I wrote the following post for our August church newsletter:
Throughout Jesus’s ministry, he was criticized by religious leaders for eating with or offering table fellowship to those who were considered traitors (tax collectors) and sinners (Matthew 9; Mark 2; Luke 5, 6, and 15). In first-century Palestine, who you ate with mattered because of the ritual purity teachings of the religious leaders. Tax collectors were considered unclean because they had joined the Roman empire in cheating their neighbors through unfair taxes and extortion. Resentment and hatred were reserved especially for tax collectors. Sinners were any non-observant Jewish people, unable to maintain their own ritual purity.
As I think about our present political and cultural moment, I wonder how much has really changed about table fellowship or eating together from the first century. We may not call other people unclean, but we are often very aware of who we do and do not associate with. Who are you inviting to your kitchen or dining room table? As we enter a new school year, maybe the best way to overcome some of our political and cultural angst is to eat together with those who think differently than we do.

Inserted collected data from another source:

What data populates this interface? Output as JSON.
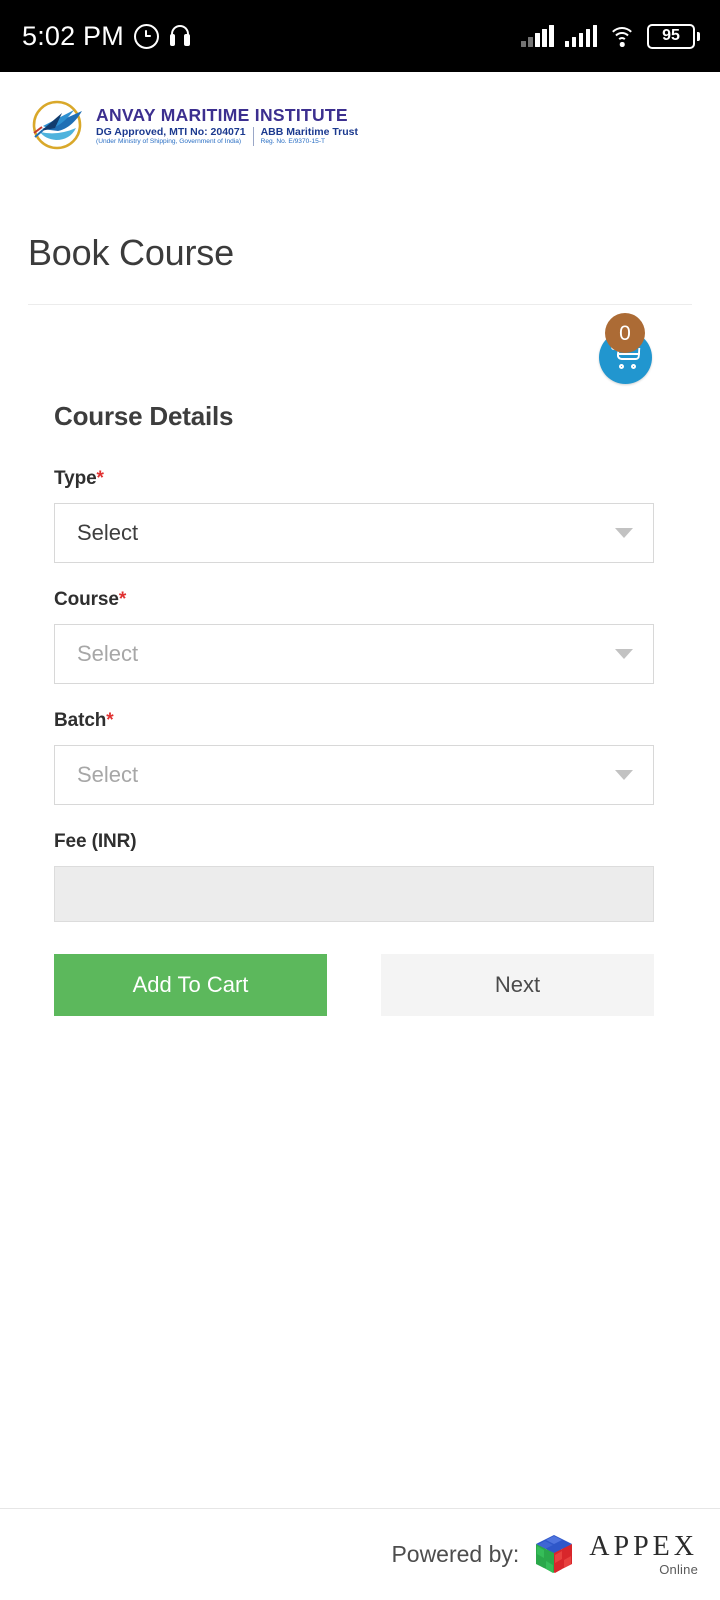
{
  "statusbar": {
    "time": "5:02 PM",
    "alarm_icon": "alarm-clock-icon",
    "headphone_icon": "headphone-icon",
    "signal_icon_1": "cellular-signal-icon",
    "signal_icon_2": "cellular-signal-icon",
    "wifi_icon": "wifi-icon",
    "battery_level": "95"
  },
  "brand": {
    "title": "ANVAY MARITIME INSTITUTE",
    "left_line1": "DG Approved, MTI No: 204071",
    "left_line2": "(Under Ministry of Shipping, Government of India)",
    "right_line1": "ABB Maritime Trust",
    "right_line2": "Reg. No. E/9370-15-T",
    "logo_icon": "anvay-ship-logo-icon"
  },
  "page": {
    "title": "Book Course"
  },
  "cart": {
    "count": "0",
    "icon": "shopping-cart-icon"
  },
  "form": {
    "section_title": "Course Details",
    "fields": [
      {
        "label": "Type",
        "required": "*",
        "value": "Select",
        "placeholder_style": false
      },
      {
        "label": "Course",
        "required": "*",
        "value": "Select",
        "placeholder_style": true
      },
      {
        "label": "Batch",
        "required": "*",
        "value": "Select",
        "placeholder_style": true
      }
    ],
    "fee": {
      "label": "Fee (INR)",
      "value": ""
    },
    "buttons": {
      "add_to_cart": "Add To Cart",
      "next": "Next"
    }
  },
  "footer": {
    "powered_by": "Powered by:",
    "logo_icon": "appex-cube-icon",
    "brand": "APPEX",
    "brand_sub": "Online"
  },
  "colors": {
    "accent_green": "#5cb85c",
    "cart_blue": "#2196cf",
    "badge_brown": "#ac6b35",
    "required_red": "#e03131",
    "brand_purple": "#3c2f8f"
  }
}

When was the last time that you invited someone different than you to your table for a meal? You know exactly who I’m writing about. Who annoys you when they talk about their concerns about our world, or who do you tend to tune out at church or work because you cannot believe that they think this way or that? Who is not welcome at your table, not because they are evil or dangerous, but because you’re not sure if you want to sit long enough to have a meal with them (or maybe because you’re not sure that you want others to know that you had a meal with them? “For if you love those who love you, what reward do you have? … And if you greet only your brothers and sisters, what more are you doing than others” (Matt. 5:46-47)?